You cannot control what you do not measure, and most LLM cost overruns are invisible until the invoice arrives 30 days later. By then you have already burned the money.

Log every model call with cost attributes: model used, input tokens, output tokens, computed cost, latency, cache hit or miss, and a tag for the feature or endpoint that triggered it. Aggregate this in real time, not at month end. You want a dashboard that shows cost-per-feature, cost-per-user-segment, and cost-per-tenant updating live.

The per-tenant view matters more than people expect. In any multi-tenant product, cost distribution is brutally skewed. Often 5% of tenants generate 50% of inference cost. Some of those are your best customers and the cost is justified. Some are abusing a free tier or running an integration in a tight loop. You cannot tell which is which without per-tenant attribution, and you cannot price correctly without it either.

Set up anomaly alerts on cost velocity. If today's spend is tracking 3x yesterday's at the same hour, something changed — a bad deploy, a retry storm, a customer who scripted your endpoint. A real-time alert catches it in an hour. The monthly invoice catches it after you have lost $30,000.

Track token efficiency as a first-class metric alongside latency and error rate. Cost-per-successful-request is the number to watch. If it creeps up release over release, you have prompt bloat or routing regression, and you want to catch the trend before it compounds.

Setting Hard Limits

Soft budgets get ignored. Hard limits get respected. Build the constraints into the system so cost cannot run away even when something breaks.

Put a max-tokens cap on every output. An unbounded generation can run to thousands of tokens when the model gets stuck repeating itself, and you pay for every one. Set a sane ceiling per operation. If a response legitimately needs more, that should be an explicit, justified exception, not the default.

Rate-limit per tenant and per user, scoped to your unit economics. A free-tier user should hit a wall at a usage level that keeps them profitable or at least break-even as a funnel. Without this, a single automated client can run your free tier into a five-figure loss in a weekend.

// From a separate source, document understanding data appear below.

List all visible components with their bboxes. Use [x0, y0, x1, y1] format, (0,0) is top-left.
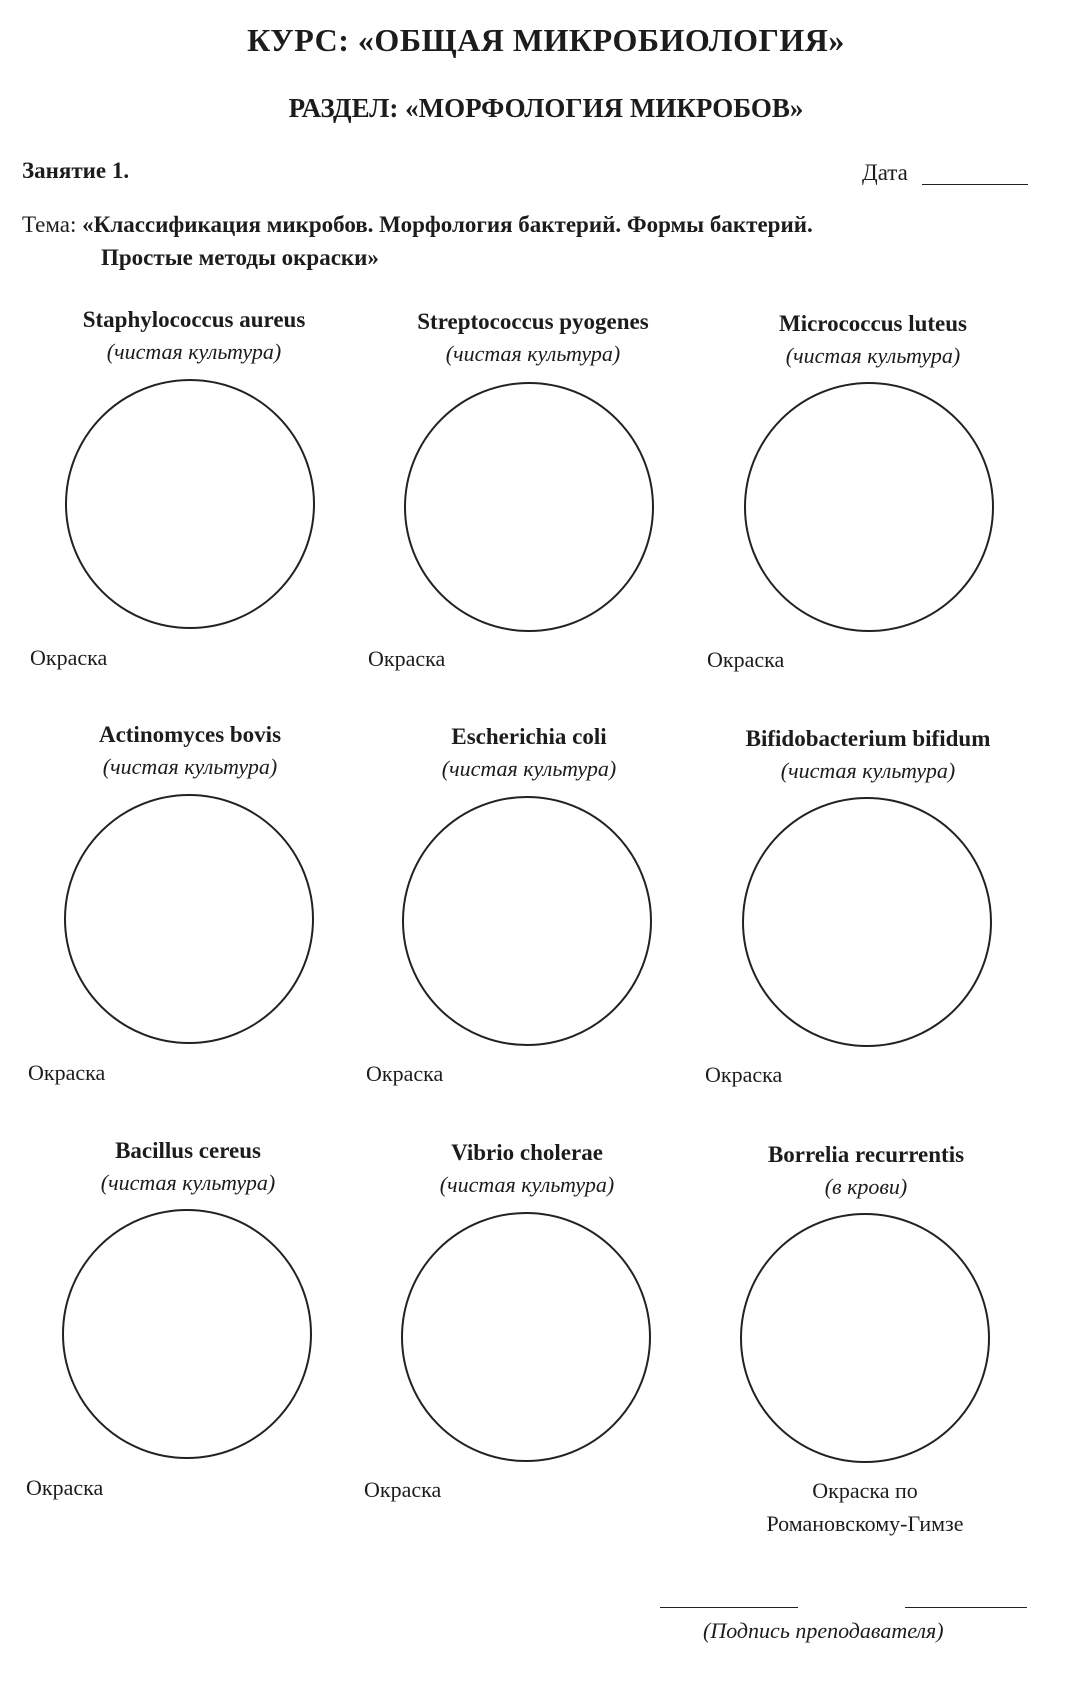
culture-note: (чистая культура)	[102, 754, 278, 779]
stain-line-2: Романовскому-Гимзе	[766, 1511, 964, 1536]
drawing-circle[interactable]	[402, 796, 652, 1046]
drawing-circle[interactable]	[742, 797, 992, 1047]
cell-heading	[24, 304, 364, 368]
stain-label: Окраска	[705, 1062, 783, 1087]
cell-heading	[20, 719, 360, 783]
cell-heading	[363, 306, 703, 370]
drawing-circle[interactable]	[404, 382, 654, 632]
course-title: КУРС: «ОБЩАЯ МИКРОБИОЛОГИЯ»	[247, 22, 845, 58]
stain-label: Окраска	[707, 647, 785, 672]
culture-note: (чистая культура)	[785, 343, 961, 368]
signature-line-right[interactable]	[905, 1607, 1027, 1608]
stain-label: Окраска	[368, 646, 446, 671]
topic-line-1: «Классификация микробов. Морфология бактерий. Формы бактерий.	[82, 212, 813, 237]
species-name: Staphylococcus aureus	[82, 307, 306, 332]
lesson-number: Занятие 1.	[22, 158, 130, 183]
drawing-circle[interactable]	[740, 1213, 990, 1463]
signature-caption: (Подпись преподавателя)	[703, 1618, 944, 1643]
stain-label: Окраска	[26, 1475, 104, 1500]
culture-note: (чистая культура)	[780, 758, 956, 783]
signature-line-left[interactable]	[660, 1607, 798, 1608]
stain-line-1: Окраска по	[812, 1478, 918, 1503]
cell-heading	[698, 723, 1038, 787]
species-name: Borrelia recurrentis	[767, 1142, 965, 1167]
drawing-circle[interactable]	[64, 794, 314, 1044]
drawing-circle[interactable]	[62, 1209, 312, 1459]
species-name: Actinomyces bovis	[98, 722, 282, 747]
topic-line-2: Простые методы окраски»	[101, 245, 379, 270]
culture-note: (чистая культура)	[100, 1170, 276, 1195]
cell-heading	[18, 1135, 358, 1199]
stain-label: Окраска	[366, 1061, 444, 1086]
stain-label: Окраска	[28, 1060, 106, 1085]
culture-note: (чистая культура)	[441, 756, 617, 781]
stain-label-romanovsky	[715, 1474, 1015, 1540]
drawing-circle[interactable]	[744, 382, 994, 632]
stain-label: Окраска	[30, 645, 108, 670]
culture-note: (в крови)	[824, 1174, 908, 1199]
cell-heading	[359, 721, 699, 785]
species-name: Streptococcus pyogenes	[417, 309, 649, 334]
species-name: Bacillus cereus	[115, 1138, 261, 1163]
cell-heading	[696, 1139, 1036, 1203]
date-blank-line[interactable]	[922, 184, 1028, 185]
culture-note: (чистая культура)	[445, 341, 621, 366]
culture-note: (чистая культура)	[439, 1172, 615, 1197]
topic	[22, 208, 1062, 274]
species-name: Escherichia coli	[451, 724, 607, 749]
cell-heading	[357, 1137, 697, 1201]
species-name: Vibrio cholerae	[451, 1140, 603, 1165]
date-label: Дата	[862, 160, 908, 185]
drawing-circle[interactable]	[401, 1212, 651, 1462]
drawing-circle[interactable]	[65, 379, 315, 629]
culture-note: (чистая культура)	[106, 339, 282, 364]
cell-heading	[703, 308, 1043, 372]
species-name: Bifidobacterium bifidum	[745, 726, 991, 751]
topic-prefix: Тема:	[22, 212, 77, 237]
stain-label: Окраска	[364, 1477, 442, 1502]
section-title: РАЗДЕЛ: «МОРФОЛОГИЯ МИКРОБОВ»	[288, 93, 804, 123]
species-name: Micrococcus luteus	[778, 311, 967, 336]
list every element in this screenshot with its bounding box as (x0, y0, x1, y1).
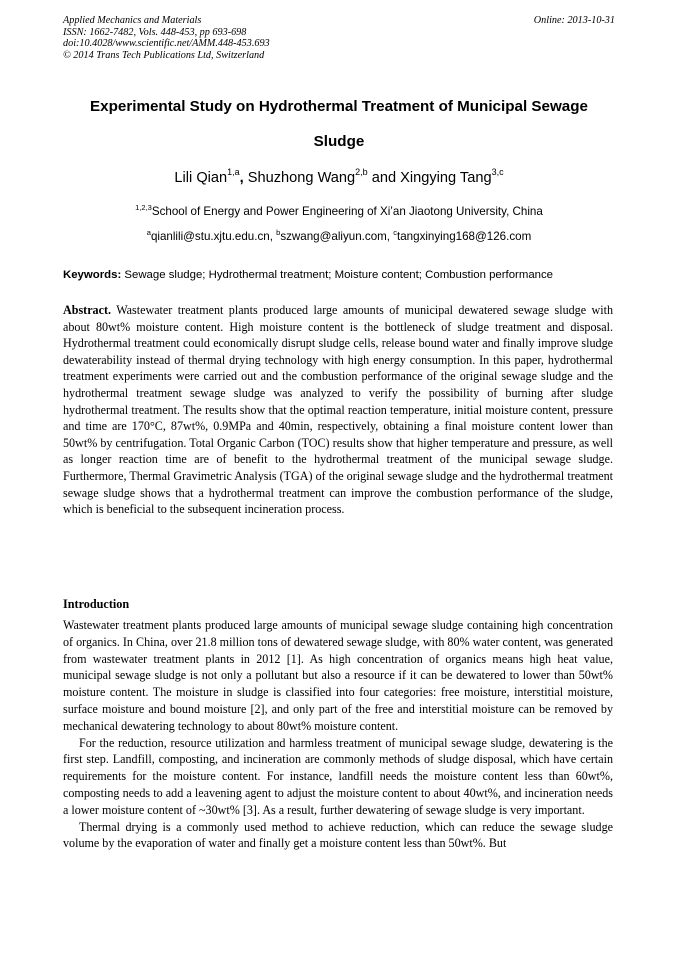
author-3-affil: 3,c (491, 167, 504, 177)
keywords-label: Keywords: (63, 269, 122, 281)
doi-line: doi:10.4028/www.scientific.net/AMM.448-453.693 (63, 38, 270, 50)
email-marker-a: a (146, 228, 151, 237)
author-separator-1: , (239, 170, 248, 186)
affiliation (63, 204, 615, 220)
title-line-1: Experimental Study on Hydrothermal Treatment of Municipal Sewage (90, 98, 588, 115)
abstract-text: Wastewater treatment plants produced large amounts of municipal dewatered sewage sludge with about 80wt% moisture content. High moisture content is the bottleneck of sludge treatment and disposal. Hydrothermal treatment could economically disrupt sludge cells, release bound water and finally improve sludge dewaterability instead of thermal drying technology with high energy consumption. In this paper, hydrothermal treatment experiments were carried out and the combustion performance of the original sewage sludge and the hydrothermal treatment sewage sludge was analyzed to verify the possibility of burning after sludge hydrothermal treatment. The results show that the optimal reaction temperature, initial moisture content, pressure and time are 170°C, 87wt%, 0.9MPa and 40min, respectively, obtaining a final moisture content lower than 50wt% by centrifugation. Total Organic Carbon (TOC) results show that higher temperature and pressure, as well as longer reaction time are of benefit to the hydrothermal treatment of the municipal sewage sludge. Furthermore, Thermal Gravimetric Analysis (TGA) of the original sewage sludge and the hydrothermal treatment sewage sludge shows that a hydrothermal treatment can improve the combustion performance of the sludge, which is beneficial to the subsequent incineration process. (63, 303, 613, 517)
email-c: tangxinying168@126.com (397, 230, 532, 243)
keywords-text: Sewage sludge; Hydrothermal treatment; Moisture content; Combustion performance (121, 269, 554, 281)
intro-paragraph-1: Wastewater treatment plants produced large amounts of municipal sewage sludge containing high concentration of organics. In China, over 21.8 million tons of dewatered sewage sludge, with 80% water content, was generated from wastewater treatment plants in 2012 [1]. As high concentration of organics means high heat value, municipal sewage sludge is not only a pollutant but also a resource if it can be dewatered to lower than 50wt% moisture content. The moisture in sludge is classified into four categories: free moisture, interstitial moisture, surface moisture and bound moisture [2], and only part of the free and interstitial moisture can be removed by mechanical dewatering technology to about 80wt% moisture content. (63, 618, 613, 733)
email-b: szwang@aliyun.com, (280, 230, 394, 243)
journal-name: Applied Mechanics and Materials (63, 15, 202, 26)
affiliation-marker: 1,2,3 (135, 203, 152, 212)
affiliation-text: School of Energy and Power Engineering of Xi’an Jiaotong University, China (151, 205, 543, 218)
email-marker-c: c (393, 228, 397, 237)
author-list (63, 168, 615, 188)
abstract (63, 302, 613, 518)
keywords (63, 267, 615, 283)
section-heading-introduction: Introduction (63, 597, 130, 611)
author-3: Xingying Tang (400, 170, 492, 186)
issn-line: ISSN: 1662-7482, Vols. 448-453, pp 693-698 (63, 26, 247, 38)
author-1: Lili Qian (174, 170, 228, 186)
introduction-body (63, 617, 613, 852)
abstract-label: Abstract. (63, 303, 112, 317)
author-2: Shuzhong Wang (247, 170, 356, 186)
email-a: qianlili@stu.xjtu.edu.cn, (150, 230, 277, 243)
online-date: Online: 2013-10-31 (533, 15, 615, 26)
copyright-line: © 2014 Trans Tech Publications Ltd, Switzerland (63, 49, 265, 61)
title-line-2: Sludge (313, 133, 365, 150)
email-marker-b: b (276, 228, 281, 237)
journal-header (63, 15, 615, 61)
author-emails (63, 229, 615, 245)
author-separator-2: and (367, 170, 401, 186)
author-1-affil: 1,a (227, 167, 240, 177)
author-2-affil: 2,b (355, 167, 368, 177)
intro-paragraph-2: For the reduction, resource utilization and harmless treatment of municipal sewage sludge, dewatering is the first step. Landfill, composting, and incineration are commonly methods of sludge disposal, which have certain requirements for the moisture content. For instance, landfill needs the moisture content less than 60wt%, composting needs to add a leavening agent to adjust the moisture content to about 40wt%, and incineration needs a lower moisture content of ~30wt% [3]. As a result, further dewatering of sewage sludge is very important. (63, 735, 613, 817)
paper-title (63, 89, 615, 159)
intro-paragraph-3: Thermal drying is a commonly used method to achieve reduction, which can reduce the sewage sludge volume by the evaporation of water and finally get a moisture content less than 50wt%. But (63, 819, 613, 851)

Guard retries. Retry logic is where costs hide. A naive retry on timeout can triple your spend on slow requests, and an exponential backoff that retries five times pays for five full completions. Cap retries at two, only retry on genuinely transient errors, and never retry on a content-quality failure — that is a routing or prompt problem, not a transient one.

Finally, run a circuit breaker on aggregate spend. Define a daily ceiling. When you approach it, degrade gracefully — route everything to the cheapest model, disable expensive features, queue non-urgent work. A degraded product beats a product that blew its entire monthly margin by the 12th of the month. The teams who control LLM costs are the ones who decided, in advance, exactly what happens when the meter spins faster than the revenue.